The Critical Political Vacuum in Palestine

  • 12 March 2007

It is important that a Palestinian National Unity Government, to be formed as per the “Holy Mecca Accord,” will be established on a sound and clear foundation that could face up to various internal and external challenges, and this can only be achieved through serious and honest deliberations and not through formal and diplomatic gestures. However, it is also important that negotiations concerning government formation are not prolonged, as this may develop a dangerous political vacuum that could adversely affect the Palestinian situation and harm the cause of the “Mecca Accord” itself. If such a vacuum develops, the possibility of conflict and confrontation between Fatah and Hamas would increase, as was recently witnessed in the shooting on a convoy of the Minister of Prisoners’ Affair that caused injuries to one of his escorts, and provoked a gun battle between both parties.

It was thought that a unity government could be formed within a short period after the Mecca accord, and the negotiations will not take more than the stipulated three-week period for it, as the accord was couched in the language of solidarity among Palestinian leaders. However, after the expiry of the period, Palestinian President Mahmoud Abbas (Abu Mazen) had to extend it for another two weeks and ensuing differences have raised fresh fears in both the Palestinian and Arab quarters over the possibility of a relapse to old hostilities. Many similar instances in the past had given hope of forging an understanding, but did not last in the face of the internal differences. Though the statement by would-be Prime Minister Ismail Haniyeh over an agreement by next Wednesday or Thursday, specifically to precede the scheduled commencement of the Arab summit in Riyadh later this month, has raised some optimism among Palestinians and Arabs, it is important to acknowledge events on the ground and not what has been stated or desired.
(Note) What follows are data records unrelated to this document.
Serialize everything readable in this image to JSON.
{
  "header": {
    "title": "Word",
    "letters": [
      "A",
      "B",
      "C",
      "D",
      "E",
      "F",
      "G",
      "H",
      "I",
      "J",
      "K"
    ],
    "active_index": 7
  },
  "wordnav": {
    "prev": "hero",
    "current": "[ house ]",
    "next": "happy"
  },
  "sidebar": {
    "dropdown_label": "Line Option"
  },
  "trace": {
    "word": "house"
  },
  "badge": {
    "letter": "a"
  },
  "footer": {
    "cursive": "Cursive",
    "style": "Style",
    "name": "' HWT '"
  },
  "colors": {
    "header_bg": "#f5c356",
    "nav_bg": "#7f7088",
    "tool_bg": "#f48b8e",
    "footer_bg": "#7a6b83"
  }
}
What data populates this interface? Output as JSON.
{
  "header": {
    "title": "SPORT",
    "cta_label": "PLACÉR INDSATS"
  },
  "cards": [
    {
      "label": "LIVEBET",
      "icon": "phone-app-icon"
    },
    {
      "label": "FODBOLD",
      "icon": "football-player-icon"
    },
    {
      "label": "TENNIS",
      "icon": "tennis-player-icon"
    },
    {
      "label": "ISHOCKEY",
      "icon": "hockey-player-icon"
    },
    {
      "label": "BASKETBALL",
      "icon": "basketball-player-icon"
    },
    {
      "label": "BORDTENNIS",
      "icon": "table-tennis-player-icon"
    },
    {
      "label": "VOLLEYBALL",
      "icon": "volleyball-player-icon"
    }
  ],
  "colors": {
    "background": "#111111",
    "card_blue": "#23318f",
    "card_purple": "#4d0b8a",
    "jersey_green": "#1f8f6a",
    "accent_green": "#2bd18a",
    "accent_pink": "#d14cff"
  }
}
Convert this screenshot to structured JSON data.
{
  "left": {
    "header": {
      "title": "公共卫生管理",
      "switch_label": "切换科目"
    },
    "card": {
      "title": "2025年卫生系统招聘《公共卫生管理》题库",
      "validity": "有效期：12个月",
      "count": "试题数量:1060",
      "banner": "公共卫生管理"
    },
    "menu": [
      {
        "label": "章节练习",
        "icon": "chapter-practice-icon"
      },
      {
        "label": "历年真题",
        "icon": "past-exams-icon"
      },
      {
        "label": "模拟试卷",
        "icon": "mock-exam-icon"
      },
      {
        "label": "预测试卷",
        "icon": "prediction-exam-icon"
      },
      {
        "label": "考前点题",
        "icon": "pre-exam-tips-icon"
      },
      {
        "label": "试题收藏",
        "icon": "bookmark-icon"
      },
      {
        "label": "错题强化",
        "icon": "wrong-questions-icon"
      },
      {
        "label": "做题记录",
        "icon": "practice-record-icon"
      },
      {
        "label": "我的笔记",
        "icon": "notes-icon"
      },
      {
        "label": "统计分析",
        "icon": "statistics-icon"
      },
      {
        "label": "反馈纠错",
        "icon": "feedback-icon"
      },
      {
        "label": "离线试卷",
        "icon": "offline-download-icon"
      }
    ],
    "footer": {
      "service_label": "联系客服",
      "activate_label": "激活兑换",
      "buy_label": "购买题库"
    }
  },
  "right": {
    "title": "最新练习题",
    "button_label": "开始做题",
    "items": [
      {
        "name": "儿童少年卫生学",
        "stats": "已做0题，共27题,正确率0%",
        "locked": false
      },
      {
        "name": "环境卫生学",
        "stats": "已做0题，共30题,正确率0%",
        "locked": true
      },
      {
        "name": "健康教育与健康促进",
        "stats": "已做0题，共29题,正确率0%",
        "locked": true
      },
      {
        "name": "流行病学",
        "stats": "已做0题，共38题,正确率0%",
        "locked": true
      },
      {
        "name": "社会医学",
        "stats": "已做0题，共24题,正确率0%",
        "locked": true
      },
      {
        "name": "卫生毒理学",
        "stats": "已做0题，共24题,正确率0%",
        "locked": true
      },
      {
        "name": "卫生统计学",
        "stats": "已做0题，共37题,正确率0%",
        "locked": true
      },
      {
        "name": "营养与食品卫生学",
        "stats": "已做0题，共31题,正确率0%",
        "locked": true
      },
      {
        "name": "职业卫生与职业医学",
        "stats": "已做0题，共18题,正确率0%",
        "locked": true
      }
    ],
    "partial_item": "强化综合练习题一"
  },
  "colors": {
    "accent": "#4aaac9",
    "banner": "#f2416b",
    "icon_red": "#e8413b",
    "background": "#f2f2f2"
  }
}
The Mecca Accord provides a historical opportunity for achieving inter-Palestinian reconciliation, despite the existing challenges. It also provides a framework for initiating prudent steps for resolving differences and transforming them into a positive force and not turning them into a regressive state of inertia that leads to Palestinian bloodshed. For this reason, safeguarding it and exerting all efforts to make it succeed is a responsibility that should be borne by all Palestinian parties, irrespective of their political orientation, in full awareness of the interest of their people and nation.